Anderson agrees that cash bail unfairly benefits wealthier people.
“Literally, there are people right at this minute that are sitting in jail pre-trial that can’t pay the bond that the court requires them to pay, and they’re sitting in jail,” Anderson said. “But somebody who may have the means would be out of jail, and that is happening right now in the Commonwealth, for sure.”
Without cash bail, non-violent defenders are released on an unsecured bond — a promise to show up for court.
Anderson said, “Look, as a criminal defense lawyer, I probably don’t have a lot of heartburn over people charged with non-violent misdemeanor not having to post bond.”
But Anderson said that people that commit more serious non-violent crimes like stealing a car should have some sort of incentive like bail or ankle bracelet monitoring. The advantage of cash bail, according to Anderson. is that it doesn’t cost the government anything. Bail is its own incentive, and bail bondsmen are privately incentivized to make sure their client appears in court.
In the Washington Post op-ed, Descano wrote, “We rely on a comprehensive suite of pretrial services to pair individuals with the interventions and supervision that will allow for pretrial release while keeping the community safe and incentivizing that person to show up to court.”
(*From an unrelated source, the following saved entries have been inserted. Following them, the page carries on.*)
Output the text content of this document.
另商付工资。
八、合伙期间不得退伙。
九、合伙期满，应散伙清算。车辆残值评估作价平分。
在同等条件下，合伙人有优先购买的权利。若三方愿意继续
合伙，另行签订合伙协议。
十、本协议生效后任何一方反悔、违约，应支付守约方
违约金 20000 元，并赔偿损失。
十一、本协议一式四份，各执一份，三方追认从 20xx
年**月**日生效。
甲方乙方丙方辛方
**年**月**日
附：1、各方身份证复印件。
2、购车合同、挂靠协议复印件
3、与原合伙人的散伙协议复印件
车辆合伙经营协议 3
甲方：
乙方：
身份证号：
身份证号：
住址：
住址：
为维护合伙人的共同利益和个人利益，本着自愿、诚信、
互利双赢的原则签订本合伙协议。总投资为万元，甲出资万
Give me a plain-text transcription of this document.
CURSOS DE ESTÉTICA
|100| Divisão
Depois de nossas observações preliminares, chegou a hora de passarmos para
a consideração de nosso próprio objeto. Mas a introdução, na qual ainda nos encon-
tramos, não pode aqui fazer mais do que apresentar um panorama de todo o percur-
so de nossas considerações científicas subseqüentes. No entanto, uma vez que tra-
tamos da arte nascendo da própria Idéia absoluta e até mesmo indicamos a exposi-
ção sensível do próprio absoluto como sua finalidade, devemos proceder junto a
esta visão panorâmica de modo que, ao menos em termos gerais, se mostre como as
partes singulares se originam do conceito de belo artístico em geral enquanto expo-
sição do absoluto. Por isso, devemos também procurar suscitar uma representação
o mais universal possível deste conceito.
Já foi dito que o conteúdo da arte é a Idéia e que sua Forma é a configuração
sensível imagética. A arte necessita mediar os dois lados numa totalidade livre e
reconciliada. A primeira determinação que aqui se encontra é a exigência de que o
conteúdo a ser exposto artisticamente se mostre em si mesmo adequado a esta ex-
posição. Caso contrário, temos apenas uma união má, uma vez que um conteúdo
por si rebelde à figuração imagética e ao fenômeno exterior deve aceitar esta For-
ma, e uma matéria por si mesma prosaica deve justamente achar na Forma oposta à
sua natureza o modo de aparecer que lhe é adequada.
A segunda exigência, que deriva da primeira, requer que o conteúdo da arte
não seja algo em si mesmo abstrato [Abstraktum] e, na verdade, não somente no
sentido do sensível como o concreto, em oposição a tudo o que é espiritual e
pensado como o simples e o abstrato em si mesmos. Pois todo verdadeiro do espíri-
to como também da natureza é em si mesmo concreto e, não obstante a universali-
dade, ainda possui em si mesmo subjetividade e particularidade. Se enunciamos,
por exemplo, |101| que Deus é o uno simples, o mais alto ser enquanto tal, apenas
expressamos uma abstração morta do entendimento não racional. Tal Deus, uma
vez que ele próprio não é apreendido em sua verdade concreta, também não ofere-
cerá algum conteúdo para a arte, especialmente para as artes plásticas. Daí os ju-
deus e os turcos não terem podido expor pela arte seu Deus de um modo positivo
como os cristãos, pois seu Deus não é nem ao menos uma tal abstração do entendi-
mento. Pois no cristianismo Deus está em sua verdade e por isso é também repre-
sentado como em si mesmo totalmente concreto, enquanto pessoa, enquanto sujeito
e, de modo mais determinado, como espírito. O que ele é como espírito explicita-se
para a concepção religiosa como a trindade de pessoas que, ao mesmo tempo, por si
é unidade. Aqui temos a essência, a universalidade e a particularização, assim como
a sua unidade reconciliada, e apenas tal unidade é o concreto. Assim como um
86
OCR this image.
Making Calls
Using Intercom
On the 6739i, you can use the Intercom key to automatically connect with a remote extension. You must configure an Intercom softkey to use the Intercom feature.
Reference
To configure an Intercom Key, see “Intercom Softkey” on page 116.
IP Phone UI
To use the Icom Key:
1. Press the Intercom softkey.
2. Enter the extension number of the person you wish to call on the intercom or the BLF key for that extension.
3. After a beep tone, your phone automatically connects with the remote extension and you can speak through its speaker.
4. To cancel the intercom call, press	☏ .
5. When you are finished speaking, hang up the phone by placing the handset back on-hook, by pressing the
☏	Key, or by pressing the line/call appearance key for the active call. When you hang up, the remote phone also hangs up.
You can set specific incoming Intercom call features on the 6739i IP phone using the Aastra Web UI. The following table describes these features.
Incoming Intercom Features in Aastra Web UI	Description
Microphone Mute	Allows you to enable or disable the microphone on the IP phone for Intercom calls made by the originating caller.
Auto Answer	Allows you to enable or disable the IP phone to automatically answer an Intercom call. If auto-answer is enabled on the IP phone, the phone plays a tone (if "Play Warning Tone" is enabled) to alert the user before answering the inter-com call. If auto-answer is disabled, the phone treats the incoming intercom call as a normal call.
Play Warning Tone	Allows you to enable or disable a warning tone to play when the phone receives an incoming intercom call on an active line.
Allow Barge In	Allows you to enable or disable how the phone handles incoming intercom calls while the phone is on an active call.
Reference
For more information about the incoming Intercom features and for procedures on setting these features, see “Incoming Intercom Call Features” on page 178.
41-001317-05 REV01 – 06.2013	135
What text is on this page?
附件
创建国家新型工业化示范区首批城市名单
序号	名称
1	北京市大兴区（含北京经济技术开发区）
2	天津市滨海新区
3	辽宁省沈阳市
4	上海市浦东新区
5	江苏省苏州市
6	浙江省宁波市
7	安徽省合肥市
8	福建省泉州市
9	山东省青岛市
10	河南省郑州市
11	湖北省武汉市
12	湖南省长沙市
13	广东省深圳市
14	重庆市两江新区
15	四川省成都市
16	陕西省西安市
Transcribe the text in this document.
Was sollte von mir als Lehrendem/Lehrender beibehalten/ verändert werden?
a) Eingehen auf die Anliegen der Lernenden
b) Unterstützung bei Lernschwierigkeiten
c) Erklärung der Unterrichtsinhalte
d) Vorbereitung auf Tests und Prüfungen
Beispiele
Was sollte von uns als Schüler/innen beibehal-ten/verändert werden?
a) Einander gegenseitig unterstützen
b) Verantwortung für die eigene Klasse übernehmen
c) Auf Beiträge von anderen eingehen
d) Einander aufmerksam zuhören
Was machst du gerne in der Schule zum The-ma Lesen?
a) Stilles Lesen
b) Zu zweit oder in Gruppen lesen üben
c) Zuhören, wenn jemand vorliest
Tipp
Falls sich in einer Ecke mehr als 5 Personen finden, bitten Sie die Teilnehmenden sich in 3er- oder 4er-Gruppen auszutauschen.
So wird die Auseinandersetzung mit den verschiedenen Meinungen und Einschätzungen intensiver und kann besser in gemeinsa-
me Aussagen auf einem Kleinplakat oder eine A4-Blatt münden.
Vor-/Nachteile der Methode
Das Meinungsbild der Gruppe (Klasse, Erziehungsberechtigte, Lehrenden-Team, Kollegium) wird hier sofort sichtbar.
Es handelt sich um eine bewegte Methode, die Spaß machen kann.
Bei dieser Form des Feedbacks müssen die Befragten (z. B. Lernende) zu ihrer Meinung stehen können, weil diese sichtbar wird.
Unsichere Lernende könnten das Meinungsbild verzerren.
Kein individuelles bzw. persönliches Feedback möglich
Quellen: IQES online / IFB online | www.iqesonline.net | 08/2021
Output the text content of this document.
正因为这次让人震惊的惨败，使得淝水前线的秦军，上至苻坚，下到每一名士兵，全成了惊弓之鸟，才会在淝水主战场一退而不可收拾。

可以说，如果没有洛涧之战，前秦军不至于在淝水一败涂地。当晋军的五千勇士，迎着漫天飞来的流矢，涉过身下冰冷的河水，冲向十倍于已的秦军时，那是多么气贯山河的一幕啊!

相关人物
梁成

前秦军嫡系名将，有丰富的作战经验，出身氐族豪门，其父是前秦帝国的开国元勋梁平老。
Hampton Roads-area bail bondsman Rodger Hopkins said, “There are movements all across the country. They love saying people are languishing in jail, that you just have tens of thousands of people languishing in jail simply because they can’t afford bail, but that is false.”
Hopkins said that in some other states including North Carolina, bail is often set absurdly high, but in Virginia, if someone can’t find a bail bondsman to pay their bail, it’s because they don’t have a co-signer and the traditional social stability that will make sure they come back to court. Legally, bondsmen are only allowed to charge a fee that is 10-15 percent of the bail, and bondsmen offer payment plans.
“The Norfolk Commonwealth’s Attorney, he thinks that bail bondsmen make a living off indigent people and people of color and so forth, folks that can’t afford to get out. [So,] they just let everybody out on their own.”
Hopkins said because of the lack of bail in Norfolk, the Norfolk police have a huge list of wanted persons.
“If you have a bail bondsman bonding people out, we’re going to find them,” Hopkins said.
State Senator Chap Petersen (D-Fairfax) said that making a blanket policy banning cash bail is a bad idea. Petersen is a lawyer with experience in criminal justice.
“To simply say that every single person that comes before the court, somehow we’re going to guarantee that they come back somehow through pretrial services, I just think that’s a little bit naive,” Petersen said.
He does agree that cash bail has been abused, with unnecessarily high bails set for defendants. Petersen said that ending cash bail for local community members who have committed minor, non-violent offenses might work, but there’s no good solution to make sure people from out of state or country appear in court.
“Ending cash bail is a nice slogan,” Petersen said. “It’s not at the end of the day the most effective way to keep a community safe.”